Italian physicist and computer scientist (1917–1988)

Marcello Conversi (August 25, 1917 – September 22, 1988) was an Italian particle physicist. He is best known for his 1946 cosmic ray experiment where he showed that the "mesotron", now known as the muon, was not a strongly interacting particle.

Conversi studied under Enrico Fermi at the University of Rome, and received his doctorate in 1940, doing his thesis under Bruno Ferretti. During World War II, Conversi remained in Italy, doing research and teaching at the University of Rome. Together with Oreste Piccioni and Ettore Pancini he conducted the experiment that Luis Walter Alvarez, Nobel Prize laureate of 1968, called the "start of modern particle physics" in his Nobel lecture. In 1946, they showed that the "mesotron", now known as the muon, which had been discovered in 1937 by Seth Neddermeyer and Carl David Anderson, was not the particle predicted by Hideki Yukawa as mediator of the strong force. If the "mesotron", a cosmic ray particle of negative charge, was indeed the meson postulated by Yukawa, it should be captured without decaying.

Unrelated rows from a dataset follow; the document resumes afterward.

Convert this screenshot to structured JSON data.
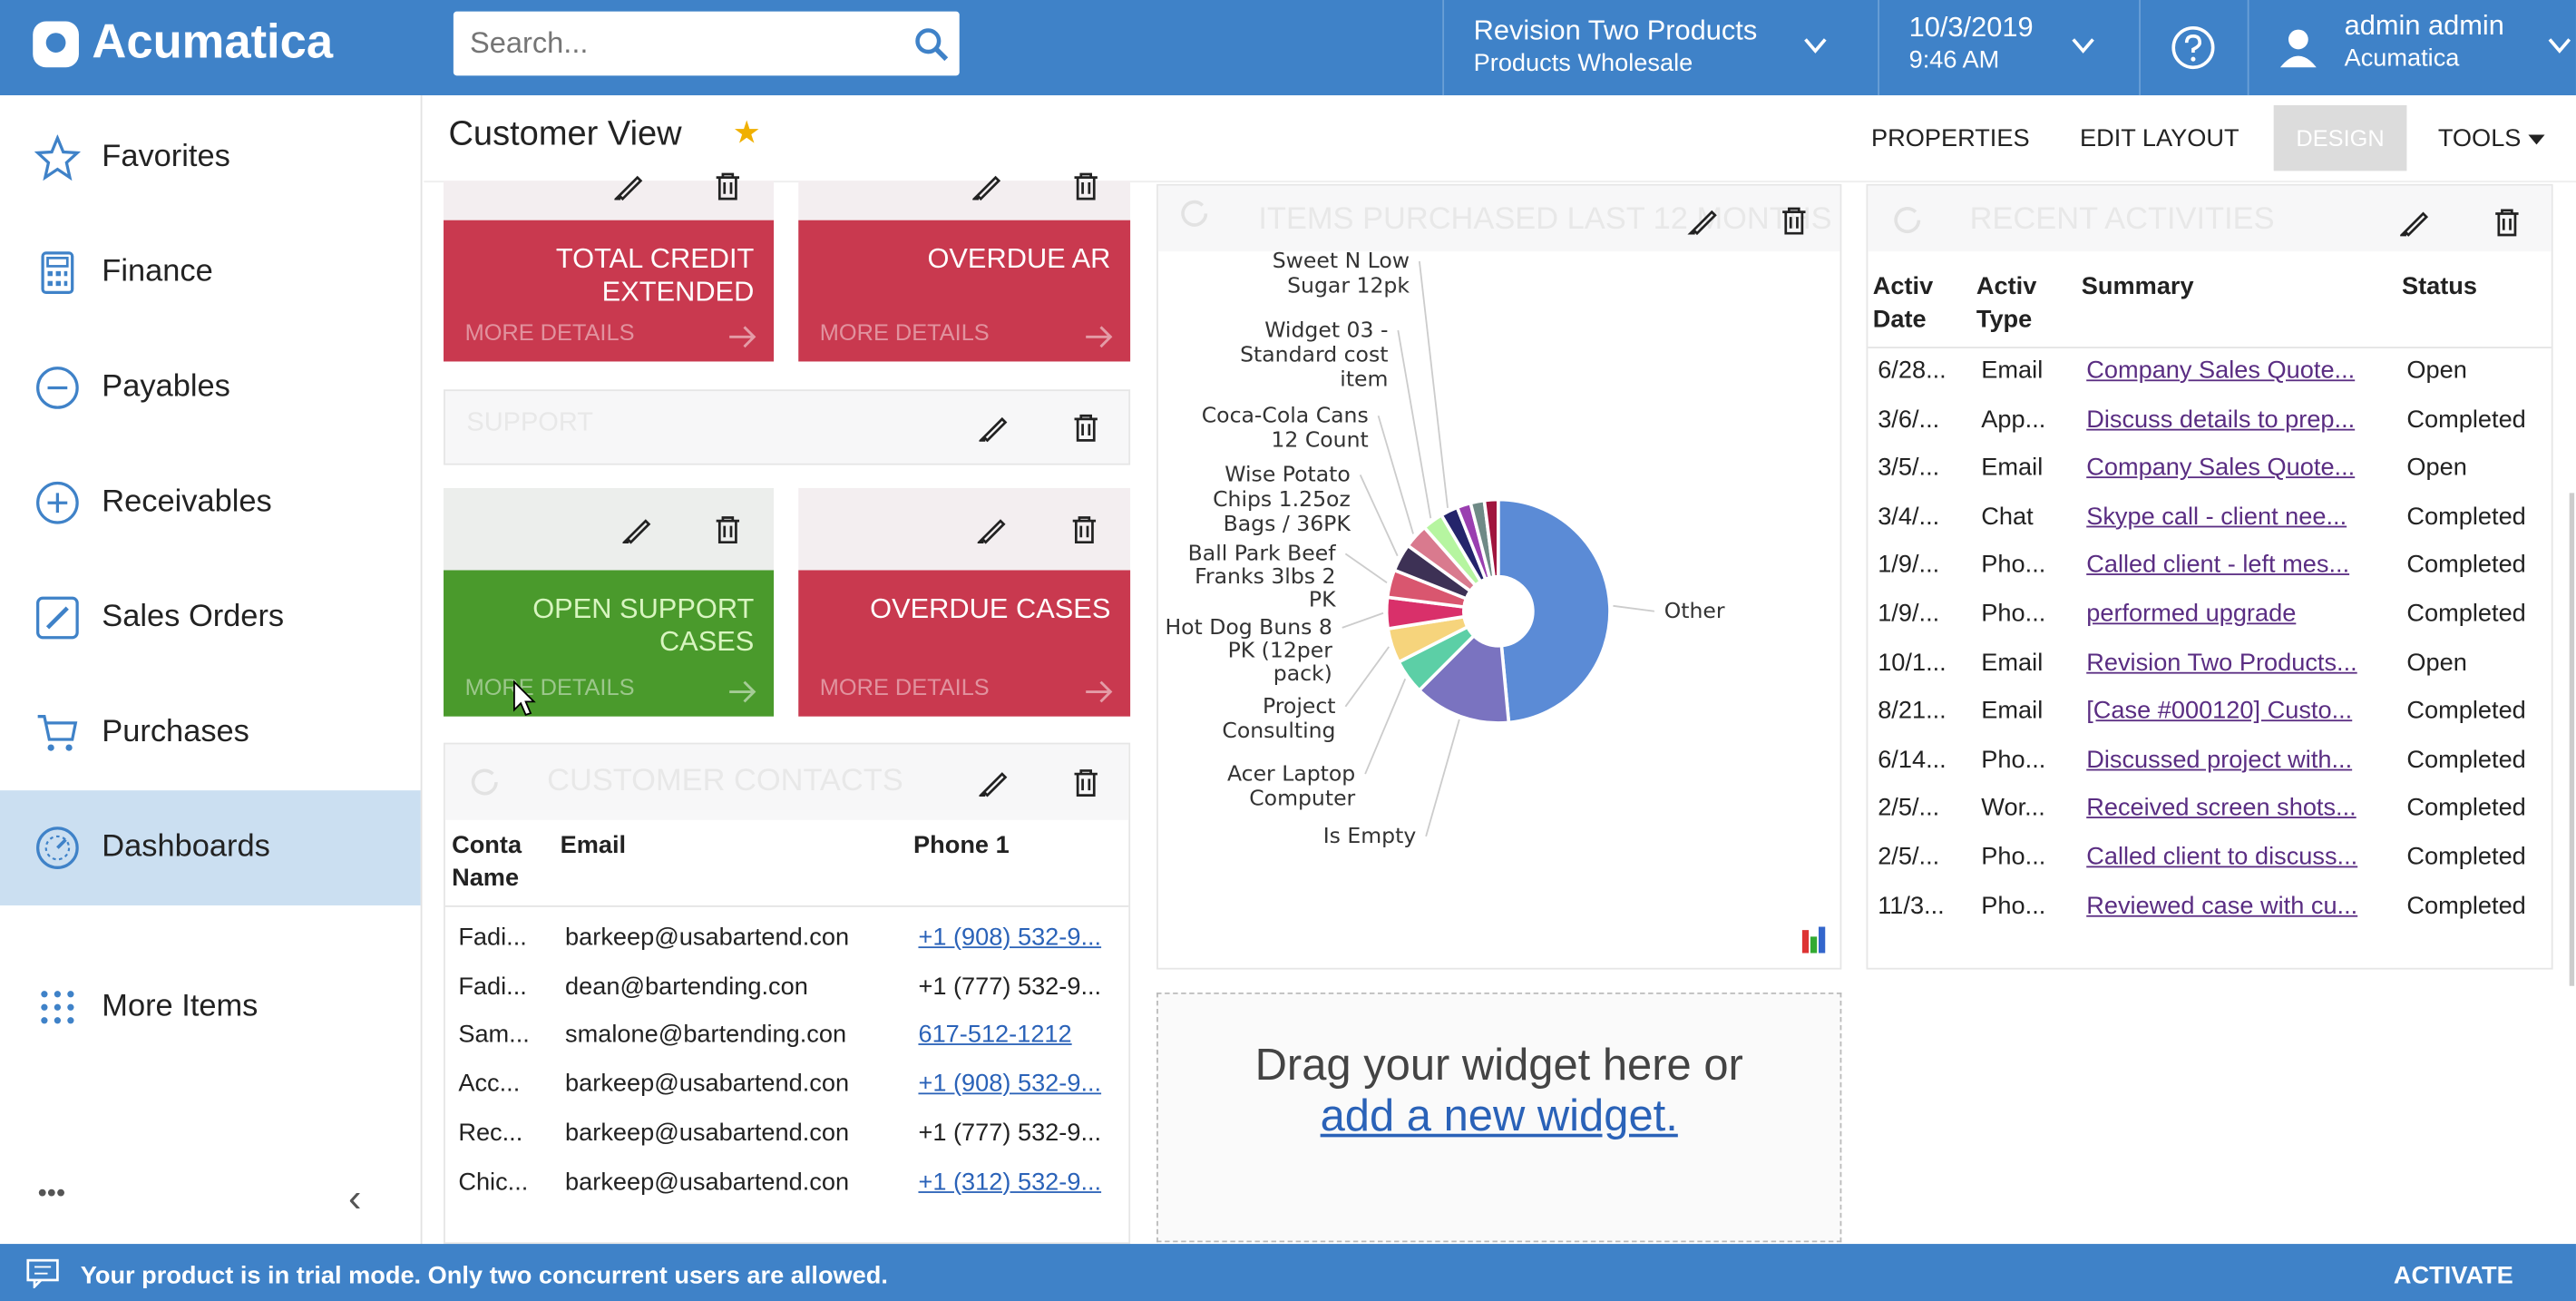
{
  "header": {
    "logo": "Acumatica",
    "search_placeholder": "Search...",
    "company": "Revision Two Products",
    "branch": "Products Wholesale",
    "date": "10/3/2019",
    "time": "9:46 AM",
    "user": "admin admin",
    "tenant": "Acumatica"
  },
  "sidebar": {
    "items": [
      {
        "label": "Favorites",
        "icon": "star-icon"
      },
      {
        "label": "Finance",
        "icon": "calculator-icon"
      },
      {
        "label": "Payables",
        "icon": "minus-circle-icon"
      },
      {
        "label": "Receivables",
        "icon": "plus-circle-icon"
      },
      {
        "label": "Sales Orders",
        "icon": "edit-icon"
      },
      {
        "label": "Purchases",
        "icon": "cart-icon"
      },
      {
        "label": "Dashboards",
        "icon": "gauge-icon",
        "selected": true
      },
      {
        "label": "More Items",
        "icon": "grid-icon"
      }
    ],
    "more": "•••",
    "collapse": "‹"
  },
  "page": {
    "title": "Customer View",
    "toolbar": {
      "properties": "PROPERTIES",
      "edit_layout": "EDIT LAYOUT",
      "design": "DESIGN",
      "tools": "TOOLS"
    }
  },
  "tiles": {
    "total_credit": "TOTAL CREDIT EXTENDED",
    "overdue_ar": "OVERDUE AR",
    "support_title": "SUPPORT",
    "open_support": "OPEN SUPPORT CASES",
    "overdue_cases": "OVERDUE CASES",
    "more_details": "MORE DETAILS",
    "colors": {
      "red": "#c9394f",
      "green": "#4a9a2c"
    }
  },
  "contacts": {
    "title": "CUSTOMER CONTACTS",
    "columns": [
      "Conta Name",
      "Email",
      "Phone 1"
    ],
    "rows": [
      {
        "name": "Fadi...",
        "email": "barkeep@usabartend.con",
        "phone": "+1 (908) 532-9...",
        "link": true
      },
      {
        "name": "Fadi...",
        "email": "dean@bartending.con",
        "phone": "+1 (777) 532-9...",
        "link": false
      },
      {
        "name": "Sam...",
        "email": "smalone@bartending.con",
        "phone": "617-512-1212",
        "link": true
      },
      {
        "name": "Acc...",
        "email": "barkeep@usabartend.con",
        "phone": "+1 (908) 532-9...",
        "link": true
      },
      {
        "name": "Rec...",
        "email": "barkeep@usabartend.con",
        "phone": "+1 (777) 532-9...",
        "link": false
      },
      {
        "name": "Chic...",
        "email": "barkeep@usabartend.con",
        "phone": "+1 (312) 532-9...",
        "link": true
      }
    ]
  },
  "chart_data": {
    "type": "pie",
    "title": "ITEMS PURCHASED LAST 12 MONTHS",
    "donut": true,
    "slices": [
      {
        "label": "Other",
        "value": 48.5,
        "color": "#5b8bd6"
      },
      {
        "label": "Is Empty",
        "value": 14,
        "color": "#7a73c0"
      },
      {
        "label": "Acer Laptop Computer",
        "value": 5,
        "color": "#5ccfa6"
      },
      {
        "label": "Project Consulting",
        "value": 5,
        "color": "#f6d47c"
      },
      {
        "label": "Hot Dog Buns 8 PK (12per pack)",
        "value": 4.5,
        "color": "#d9306a"
      },
      {
        "label": "Ball Park Beef Franks 3lbs 2 PK",
        "value": 4,
        "color": "#d9566f"
      },
      {
        "label": "Wise Potato Chips 1.25oz Bags / 36PK",
        "value": 4,
        "color": "#3d3155"
      },
      {
        "label": "Coca-Cola Cans 12 Count",
        "value": 3.5,
        "color": "#d97a8e"
      },
      {
        "label": "Widget 03 - Standard cost item",
        "value": 3,
        "color": "#b6f5a0"
      },
      {
        "label": "Sweet N Low Sugar 12pk",
        "value": 2.5,
        "color": "#24246b"
      },
      {
        "label": "",
        "value": 2,
        "color": "#9a3fb0"
      },
      {
        "label": "",
        "value": 2,
        "color": "#6f8a86"
      },
      {
        "label": "",
        "value": 2,
        "color": "#a0153e"
      }
    ]
  },
  "dropzone": {
    "text": "Drag your widget here or",
    "link": "add a new widget."
  },
  "activities": {
    "title": "RECENT ACTIVITIES",
    "columns": [
      "Activ Date",
      "Activ Type",
      "Summary",
      "Status"
    ],
    "rows": [
      {
        "date": "6/28...",
        "type": "Email",
        "summary": "Company Sales Quote...",
        "status": "Open"
      },
      {
        "date": "3/6/...",
        "type": "App...",
        "summary": "Discuss details to prep...",
        "status": "Completed"
      },
      {
        "date": "3/5/...",
        "type": "Email",
        "summary": "Company Sales Quote...",
        "status": "Open"
      },
      {
        "date": "3/4/...",
        "type": "Chat",
        "summary": "Skype call - client nee...",
        "status": "Completed"
      },
      {
        "date": "1/9/...",
        "type": "Pho...",
        "summary": "Called client - left mes...",
        "status": "Completed"
      },
      {
        "date": "1/9/...",
        "type": "Pho...",
        "summary": "performed upgrade",
        "status": "Completed"
      },
      {
        "date": "10/1...",
        "type": "Email",
        "summary": "Revision Two Products...",
        "status": "Open"
      },
      {
        "date": "8/21...",
        "type": "Email",
        "summary": "[Case #000120] Custo...",
        "status": "Completed"
      },
      {
        "date": "6/14...",
        "type": "Pho...",
        "summary": "Discussed project with...",
        "status": "Completed"
      },
      {
        "date": "2/5/...",
        "type": "Wor...",
        "summary": "Received screen shots...",
        "status": "Completed"
      },
      {
        "date": "2/5/...",
        "type": "Pho...",
        "summary": "Called client to discuss...",
        "status": "Completed"
      },
      {
        "date": "11/3...",
        "type": "Pho...",
        "summary": "Reviewed case with cu...",
        "status": "Completed"
      }
    ]
  },
  "footer": {
    "message": "Your product is in trial mode. Only two concurrent users are allowed.",
    "activate": "ACTIVATE"
  }
}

Conversi, Piccioni and Pancini moved their experiment to a high school to avoid air raids. In their experimental setup negative and positive particles were separated by large pieces of magnetized iron on the roof of the high school. The negative particles were absorbed in matter. After switching from iron to graphite absorbers, the 1946 experiment dramatically showed that the negatively charged component of cosmic rays decayed radioactive rather than being captured by the graphite.

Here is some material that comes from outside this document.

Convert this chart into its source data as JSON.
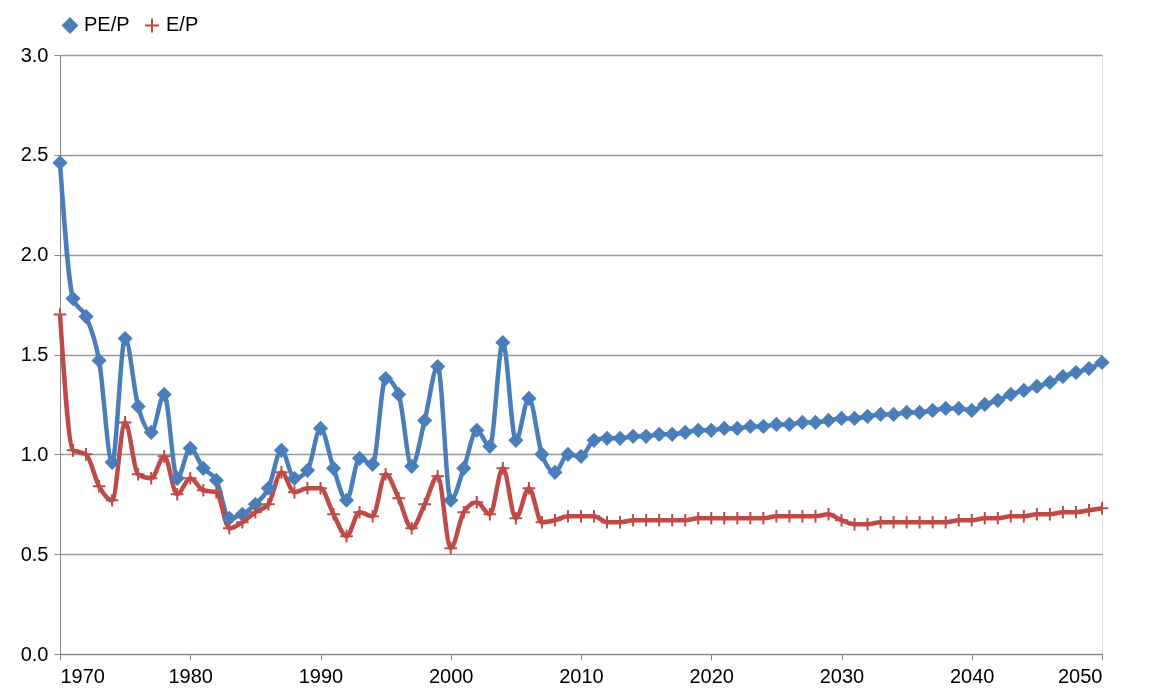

From 1946 to 1947 Conversi held a position as a post-doctoral fellow at the University of Chicago, before he returned to Italy as a Professor of Experimental Physics and Director of the Physics Institute at the University of Pisa. During his time in Pisa, he founded the Centro Studi Calcolatrici Elettroniche (CSCE), where the first Italian computer was built. For this work he received the gold medal of the President of Italy in 1961. He also developed a new track detector, known as the flash chamber — a precursor to the spark chamber — which went on to become the standard tool in particle and cosmic ray physics.

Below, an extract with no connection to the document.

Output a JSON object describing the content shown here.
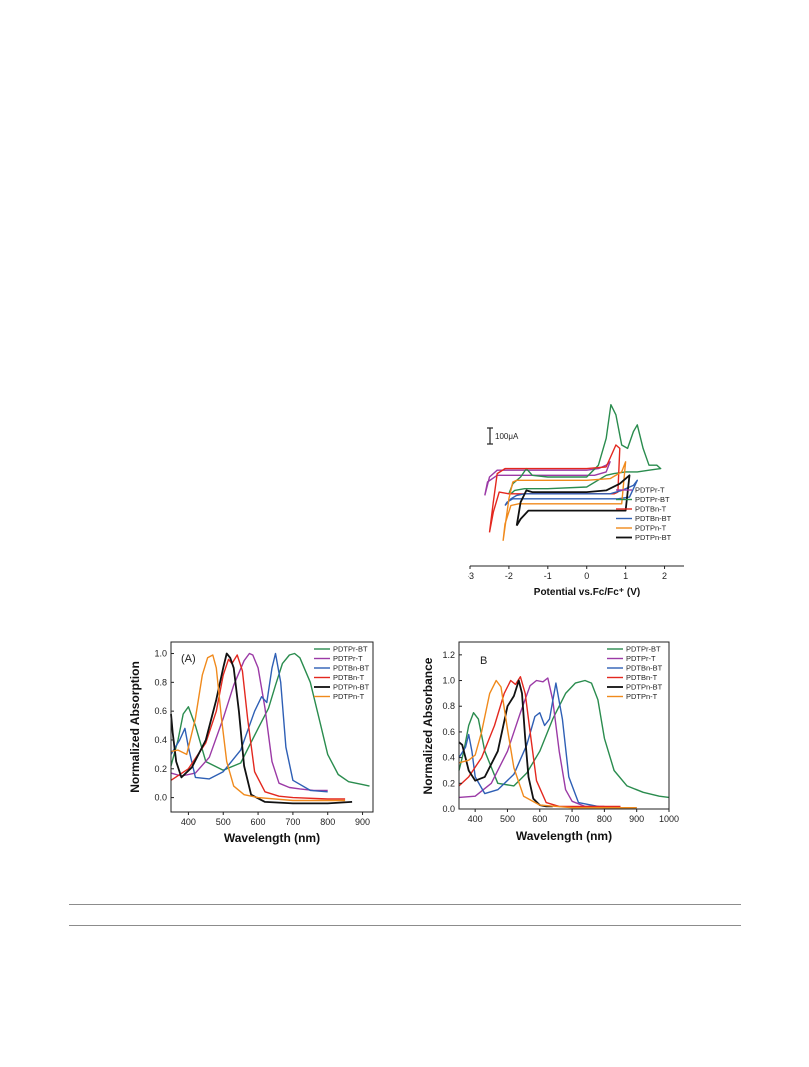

In 1958 he returned to the University of Rome, as a Professor of Advanced Physics. He had two appointments as director of the institute, one from 1960 to 1962 and the second from 1964 to 1966. His influential school, from 1950 at Pisa and from 1958 at Rome, produced many famous Italian particle physicists, such as Marcello Cresti, Carlo Rubbia and Luigi Di Lella.

From 1962 to 1964, and again from 1975 to 1977, Conversi was affiliated CERN. At CERN, Conversi was a member of the Scientific Committee from 1969 to 1975, becoming its vice-president. From 1959, he participated in a series of quests at the Synchro-Cyclotron (CERN) for “forbidden” processes in weak interaction. When the new Super Proton Synchrotron began its operation in 1976 he played a prominent role in searches for short-lived particles using a stack of nuclear emulsion coupled to the BEBC bubble chamber.

Conversi was vice president of Italian National Institute of Nuclear Physics from 1967 to 1970.

He was a fellow of the American Physical Society since 1950 and a member of the Italian science academy.